Epicardial phrenic nerve displacement during catheter ablation of atrial and ventricular arrhythmias: procedural experience and outcomes.

机构信息

From the Arrhythmia Service, Cardiovascular Division, Brigham and Women's Hospital, Boston, MA.

出版信息

Circ Arrhythm Electrophysiol. 2015 Aug;8(4):896-904. doi: 10.1161/CIRCEP.115.002818. Epub 2015 May 11.
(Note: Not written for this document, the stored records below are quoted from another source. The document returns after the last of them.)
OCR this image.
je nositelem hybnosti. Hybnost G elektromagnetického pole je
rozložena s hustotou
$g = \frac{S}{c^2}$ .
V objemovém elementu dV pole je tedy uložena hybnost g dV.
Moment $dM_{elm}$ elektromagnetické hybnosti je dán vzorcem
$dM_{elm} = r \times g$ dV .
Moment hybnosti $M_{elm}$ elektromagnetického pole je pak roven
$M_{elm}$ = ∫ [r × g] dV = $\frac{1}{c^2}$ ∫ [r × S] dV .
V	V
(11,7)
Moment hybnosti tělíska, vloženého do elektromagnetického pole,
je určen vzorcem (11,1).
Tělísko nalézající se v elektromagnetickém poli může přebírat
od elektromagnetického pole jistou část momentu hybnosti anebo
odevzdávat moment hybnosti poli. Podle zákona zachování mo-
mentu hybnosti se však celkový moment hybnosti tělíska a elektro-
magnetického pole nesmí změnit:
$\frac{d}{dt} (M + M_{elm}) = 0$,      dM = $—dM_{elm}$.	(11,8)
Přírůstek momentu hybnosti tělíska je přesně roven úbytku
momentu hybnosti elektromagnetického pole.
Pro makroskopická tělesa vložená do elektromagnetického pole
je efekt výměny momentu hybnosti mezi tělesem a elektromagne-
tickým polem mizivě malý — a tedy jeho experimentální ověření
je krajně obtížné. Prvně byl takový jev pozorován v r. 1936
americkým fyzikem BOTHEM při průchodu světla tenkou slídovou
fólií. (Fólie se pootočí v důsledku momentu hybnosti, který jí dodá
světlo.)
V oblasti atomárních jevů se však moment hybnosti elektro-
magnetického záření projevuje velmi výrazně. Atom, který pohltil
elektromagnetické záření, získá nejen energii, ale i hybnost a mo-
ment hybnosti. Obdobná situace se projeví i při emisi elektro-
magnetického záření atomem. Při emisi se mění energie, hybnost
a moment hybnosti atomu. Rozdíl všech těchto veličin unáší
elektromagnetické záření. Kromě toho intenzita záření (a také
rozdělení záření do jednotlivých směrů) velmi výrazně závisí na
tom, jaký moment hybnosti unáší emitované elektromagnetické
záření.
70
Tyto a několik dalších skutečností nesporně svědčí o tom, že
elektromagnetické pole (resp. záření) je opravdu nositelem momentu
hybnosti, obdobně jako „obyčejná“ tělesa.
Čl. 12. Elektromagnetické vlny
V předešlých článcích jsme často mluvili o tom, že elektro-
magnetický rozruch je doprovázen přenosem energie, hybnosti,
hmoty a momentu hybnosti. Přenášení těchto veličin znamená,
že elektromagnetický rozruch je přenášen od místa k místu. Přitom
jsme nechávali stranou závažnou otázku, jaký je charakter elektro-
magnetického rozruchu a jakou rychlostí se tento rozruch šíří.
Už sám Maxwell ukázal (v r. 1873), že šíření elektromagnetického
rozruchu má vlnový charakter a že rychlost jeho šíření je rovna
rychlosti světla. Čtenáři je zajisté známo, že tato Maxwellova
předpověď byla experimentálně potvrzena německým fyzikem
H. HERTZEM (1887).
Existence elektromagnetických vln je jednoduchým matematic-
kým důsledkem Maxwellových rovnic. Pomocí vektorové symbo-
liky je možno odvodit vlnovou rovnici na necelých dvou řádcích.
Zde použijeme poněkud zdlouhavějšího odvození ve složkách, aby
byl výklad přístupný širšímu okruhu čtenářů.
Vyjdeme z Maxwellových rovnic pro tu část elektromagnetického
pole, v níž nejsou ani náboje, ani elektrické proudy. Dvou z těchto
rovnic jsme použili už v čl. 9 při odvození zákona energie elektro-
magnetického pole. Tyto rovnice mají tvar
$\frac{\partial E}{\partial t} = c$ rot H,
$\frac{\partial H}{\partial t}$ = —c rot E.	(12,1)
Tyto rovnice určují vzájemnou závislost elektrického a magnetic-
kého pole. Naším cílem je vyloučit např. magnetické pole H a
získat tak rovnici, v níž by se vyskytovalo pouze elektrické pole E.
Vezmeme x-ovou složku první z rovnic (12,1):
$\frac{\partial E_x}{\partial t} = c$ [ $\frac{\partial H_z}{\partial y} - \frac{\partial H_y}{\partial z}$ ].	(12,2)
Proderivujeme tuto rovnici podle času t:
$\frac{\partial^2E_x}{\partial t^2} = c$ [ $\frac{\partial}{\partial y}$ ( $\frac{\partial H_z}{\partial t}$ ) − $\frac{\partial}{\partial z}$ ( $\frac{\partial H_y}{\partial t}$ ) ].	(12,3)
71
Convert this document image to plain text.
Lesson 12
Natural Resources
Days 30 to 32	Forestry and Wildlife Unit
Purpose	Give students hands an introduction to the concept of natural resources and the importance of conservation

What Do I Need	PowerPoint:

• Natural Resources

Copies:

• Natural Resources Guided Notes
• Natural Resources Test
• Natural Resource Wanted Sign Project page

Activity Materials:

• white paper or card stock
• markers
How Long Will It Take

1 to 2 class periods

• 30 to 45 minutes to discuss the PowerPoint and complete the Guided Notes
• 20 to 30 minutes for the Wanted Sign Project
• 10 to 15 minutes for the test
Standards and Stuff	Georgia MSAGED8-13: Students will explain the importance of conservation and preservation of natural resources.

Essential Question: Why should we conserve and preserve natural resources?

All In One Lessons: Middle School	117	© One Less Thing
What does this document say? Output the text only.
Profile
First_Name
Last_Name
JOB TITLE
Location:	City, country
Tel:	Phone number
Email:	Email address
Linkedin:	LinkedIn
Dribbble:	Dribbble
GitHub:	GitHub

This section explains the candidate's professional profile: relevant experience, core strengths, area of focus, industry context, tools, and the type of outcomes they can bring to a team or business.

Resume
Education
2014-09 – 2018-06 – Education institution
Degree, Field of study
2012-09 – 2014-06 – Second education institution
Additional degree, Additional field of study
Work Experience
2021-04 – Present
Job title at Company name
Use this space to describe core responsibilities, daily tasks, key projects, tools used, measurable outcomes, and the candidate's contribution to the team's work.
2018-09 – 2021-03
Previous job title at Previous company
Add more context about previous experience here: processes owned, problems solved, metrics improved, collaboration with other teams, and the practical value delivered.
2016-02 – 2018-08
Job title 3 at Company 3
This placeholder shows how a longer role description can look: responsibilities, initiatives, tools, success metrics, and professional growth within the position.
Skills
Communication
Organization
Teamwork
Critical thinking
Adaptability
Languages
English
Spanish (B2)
DOI:10.1161/CIRCEP.115.002818
PMID:25963395
Abstract

BACKGROUND

Arrhythmia origin in close proximity to the phrenic nerve (PN) can hinder successful catheter ablation. We describe our approach with epicardial PN displacement in such instances.

METHODS AND RESULTS

PN displacement via percutaneous pericardial access was attempted in 13 patients (age 49±16 years, 9 females) with either atrial tachycardia (6 patients) or atrial fibrillation triggered from a superior vena cava focus (1 patient) adjacent to the right PN or epicardial ventricular tachycardia origin adjacent to the left PN (6 patients). An epicardially placed steerable sheath/4 mm-catheter combination (5 patients) or a vascular or an esophageal balloon (8 patients) was ultimately successful. Balloon placement was often difficult requiring manipulation via a steerable sheath. In 2 ventricular tachycardia cases, absence of PN capture was achieved only once the balloon was directly over the ablation catheter. In 3 atrial tachycardia patients, PN displacement was not possible with a balloon; however, a steerable sheath/catheter combination was ultimately successful. PN displacement allowed acute abolishment of all targeted arrhythmias. No PN injury occurred acutely or in follow up. Two patients developed acute complications (pleuro-pericardial fistula 1 and pericardial bleeding 1). Survival free of target arrhythmia was achieved in all atrial tachycardia patients; however, a nontargeted ventricular tachycardia recurred in 1 patient at a median of 13 months' follow up.

CONCLUSIONS

Arrhythmias originating in close proximity to the PN can be targeted successfully with PN displacement with an epicardially placed steerable sheath/catheter combination, or balloon, but this strategy can be difficult to implement. Better tools for phrenic nerve protection are desirable.

摘要

背景

起源于膈神经(PN)附近的心律失常会阻碍导管消融的成功。我们描述了在这种情况下通过心外膜 PN 移位来实现的方法。

方法和结果

在 13 例患者中尝试经皮心包穿刺进行 PN 移位,这些患者存在以下情况:靠近右侧 PN 的房性心动过速(6 例)或上腔静脉靶点触发的心房颤动(1 例),或靠近左侧 PN 的心外膜室性心动过速起源(6 例)。最终成功使用心外膜放置的可操纵护套/4mm 导管组合(5 例)或血管或食管球囊(8 例)。球囊放置通常很困难,需要通过可操纵护套进行操作。在 2 例室性心动过速病例中,只有当球囊直接置于消融导管上方时,才能实现 PN 捕获。在 3 例房性心动过速患者中,使用球囊无法实现 PN 移位;然而,最终使用可操纵护套/导管组合成功。PN 移位可使所有目标心律失常立即消除。无 PN 损伤在急性或随访中发生。2 例患者发生急性并发症(1 例胸腔心包瘘和 1 例心包出血)。所有房性心动过速患者均实现了无目标心律失常的生存,但 1 例患者在中位 13 个月的随访中出现了非目标室性心动过速复发。

结论

起源于 PN 附近的心律失常可以通过放置在心外膜上的可操纵护套/导管组合或球囊来成功靶向 PN 移位,但这种策略可能难以实施。需要更好的 PN 保护工具。